Okay, it's Friday afternoon, and this story looks good. This is another one of those science reports that creatively uses common language to describe complex science.
It looks so good, I am just copying part of the John's Hopkins medical center press release into this:
If a dividing cell's activity is a pop song, then the same process in an immune cell is an extended-play dance remix. The basics of cell division are the same in both, but there's a heck of a lot more going on in immune cells, Johns Hopkins scientists have discovered.
All dividing cells have to faithfully copy their DNA so that both new cells get the same information, and immune cells are no exception. But only immune cells must do some genetic rearranging -- a genetic "jam session" -- so they can make the endless variety of antibodies needed to fight infections and foreign proteins in general.
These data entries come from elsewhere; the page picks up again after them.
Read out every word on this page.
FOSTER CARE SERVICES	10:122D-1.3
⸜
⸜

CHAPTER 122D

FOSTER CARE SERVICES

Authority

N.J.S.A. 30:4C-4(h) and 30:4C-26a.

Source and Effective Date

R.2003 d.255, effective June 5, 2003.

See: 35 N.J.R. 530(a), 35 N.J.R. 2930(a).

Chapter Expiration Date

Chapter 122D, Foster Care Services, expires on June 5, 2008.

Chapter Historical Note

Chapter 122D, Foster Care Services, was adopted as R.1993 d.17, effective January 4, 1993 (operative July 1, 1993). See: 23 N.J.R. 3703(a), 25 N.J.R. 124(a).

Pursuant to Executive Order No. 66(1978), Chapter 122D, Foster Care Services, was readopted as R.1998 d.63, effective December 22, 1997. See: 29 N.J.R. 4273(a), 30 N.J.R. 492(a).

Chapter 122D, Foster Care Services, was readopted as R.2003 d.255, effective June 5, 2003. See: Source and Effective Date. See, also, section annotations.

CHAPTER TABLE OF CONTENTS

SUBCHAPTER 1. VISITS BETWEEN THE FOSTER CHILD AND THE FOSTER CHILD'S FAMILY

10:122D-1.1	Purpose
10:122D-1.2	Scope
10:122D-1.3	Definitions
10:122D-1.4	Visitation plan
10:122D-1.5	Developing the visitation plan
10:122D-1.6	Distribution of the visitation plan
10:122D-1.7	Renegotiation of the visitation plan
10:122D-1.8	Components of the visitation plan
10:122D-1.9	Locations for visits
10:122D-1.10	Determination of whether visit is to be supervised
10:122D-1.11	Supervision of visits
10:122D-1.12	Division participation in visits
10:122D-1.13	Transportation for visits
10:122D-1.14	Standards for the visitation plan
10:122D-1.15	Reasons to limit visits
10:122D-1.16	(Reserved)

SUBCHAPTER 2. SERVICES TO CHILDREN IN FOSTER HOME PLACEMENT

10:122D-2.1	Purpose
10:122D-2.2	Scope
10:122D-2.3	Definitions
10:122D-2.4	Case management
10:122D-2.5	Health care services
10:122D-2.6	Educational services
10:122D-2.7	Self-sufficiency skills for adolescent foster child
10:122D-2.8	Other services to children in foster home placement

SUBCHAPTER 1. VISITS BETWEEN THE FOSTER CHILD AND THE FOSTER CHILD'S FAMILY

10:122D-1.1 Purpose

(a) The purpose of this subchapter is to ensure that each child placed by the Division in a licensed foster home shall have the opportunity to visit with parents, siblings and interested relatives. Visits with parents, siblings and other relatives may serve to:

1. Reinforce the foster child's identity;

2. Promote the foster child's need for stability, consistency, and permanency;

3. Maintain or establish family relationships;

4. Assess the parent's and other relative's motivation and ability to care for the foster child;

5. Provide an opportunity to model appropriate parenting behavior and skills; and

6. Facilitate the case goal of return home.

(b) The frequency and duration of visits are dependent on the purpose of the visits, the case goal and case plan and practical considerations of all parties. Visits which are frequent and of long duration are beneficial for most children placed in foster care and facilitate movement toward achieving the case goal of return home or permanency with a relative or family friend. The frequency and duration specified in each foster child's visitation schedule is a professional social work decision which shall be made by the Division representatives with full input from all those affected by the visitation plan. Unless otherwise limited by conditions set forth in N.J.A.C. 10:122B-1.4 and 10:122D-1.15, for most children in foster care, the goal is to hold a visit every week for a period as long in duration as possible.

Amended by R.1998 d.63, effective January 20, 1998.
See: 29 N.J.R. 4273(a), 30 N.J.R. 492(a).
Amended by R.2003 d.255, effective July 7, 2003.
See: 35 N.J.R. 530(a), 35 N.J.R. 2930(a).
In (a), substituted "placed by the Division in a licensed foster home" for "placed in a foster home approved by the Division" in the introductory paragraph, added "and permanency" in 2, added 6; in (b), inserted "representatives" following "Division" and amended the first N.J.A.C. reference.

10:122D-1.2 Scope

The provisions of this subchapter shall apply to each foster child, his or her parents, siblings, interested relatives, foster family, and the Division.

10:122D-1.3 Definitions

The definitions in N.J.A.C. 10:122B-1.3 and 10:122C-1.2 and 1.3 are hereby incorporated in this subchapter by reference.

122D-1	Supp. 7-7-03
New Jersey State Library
If this recombination happens at the wrong time or interrupts the wrong genes, lymphoma, a cancer of tissues that make immune cells, may result.
Although the jam session itself -- the actual rearrangement of particular genes -- is well- studied and has an official name, V(D)J recombination, no one had ever tied its beginning or end to the process of cell division.
Writing in the June 10 issue of Molecular Cell, researchers from Johns Hopkins report that the band leader that normally launches the DNA-copying machinery to start cell division also brings the jam session to a close, intricately connecting the two processes.
Really, for those of you somewhat familiar with immune system science - it gives you an interesting picture!